The IPO was the second biggest float in 2013 and the largest ever offering for a hotel company, with the record previously set by Hyatt in 2009. Hilton Worldwide sold 117.6mn shares priced at $20 each on December 11, five million shares more than it had offered and at the upper end of the $18-$21 price range it had set.

There’s no doubting it was a stellar year but the journey to the IPO started back in 2007, when Blackstone bought Hilton Worldwide and “airlifted” in Christopher J. Nassetta, formerly president and chief executive officer of Host Hotels and Resorts, to transform the “sleepy and complacent” hotel chain.

Speaking to Hotelier Middle East six years after his appointment, and six weeks after the IPO, Nassetta recalls he had “quite a task” on his hands.

“There’s no question I came in with sort of a view of what was possible; I wouldn’t have taken the job if I didn’t think there was a lot we could do and I had a pretty good perspective.

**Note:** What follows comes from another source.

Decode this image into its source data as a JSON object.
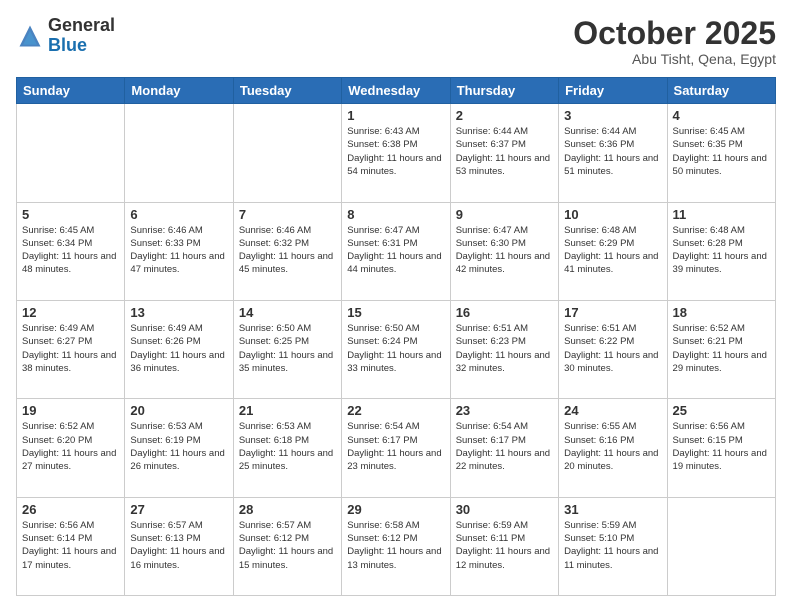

I was an industry guy. I competed against Hilton in my Host Marriott days, I certainly competed against Hilton for money in the public environment and I thought I had a pretty good perspective on what the opportunities were,” he says.

After spending his first 90-120 days in position “flying around the world, talking to our people, our customers, our team members, our major owners”, essentially doing a SWOT analysis of the company, Nassetta remembers the situation being both “worse and better than we thought”.

“Worse in a sense that we were further behind than I think we would have guessed, better in the sense that it meant better opportunities, to an extent we could change the trajectory in the organisation, totally transform it,” he explains.

The “under-riding thesis” driving these changes, which in hindsight Nassetta says was “right in spades”, is that back in 2007, Hilton Worldwide was a “very dysfunctional organisation” — put together largely through merger and acquisition and not yet aligned.

The history is well known: in 1964 Hilton International (HI) and the original domestic US business, Hilton Hotels Corporation (HHC), became separate companies, not reunited until 2006, when HHC reacquired HI. During this 40-year period, HHC had bought brands such as Hampton, Doubletree, Embassy Suites and Homeward Suites, creating what Nassetta describes as a “very siloed organisation”.

There were other problems, related to performance, brand and growth, says Nassetta, painting a fairly bleak picture.

“Performance was mediocre, sort of average to slightly worse than average; that meant top line performance across the enterprise, that meant cost structure, ultimately bottom line performance was average,” says Nassetta.

“The next part of the under-riding thesis was brands. The brands were good but they had room to be better in terms of market share of the brands, and we had segments that we weren’t serving.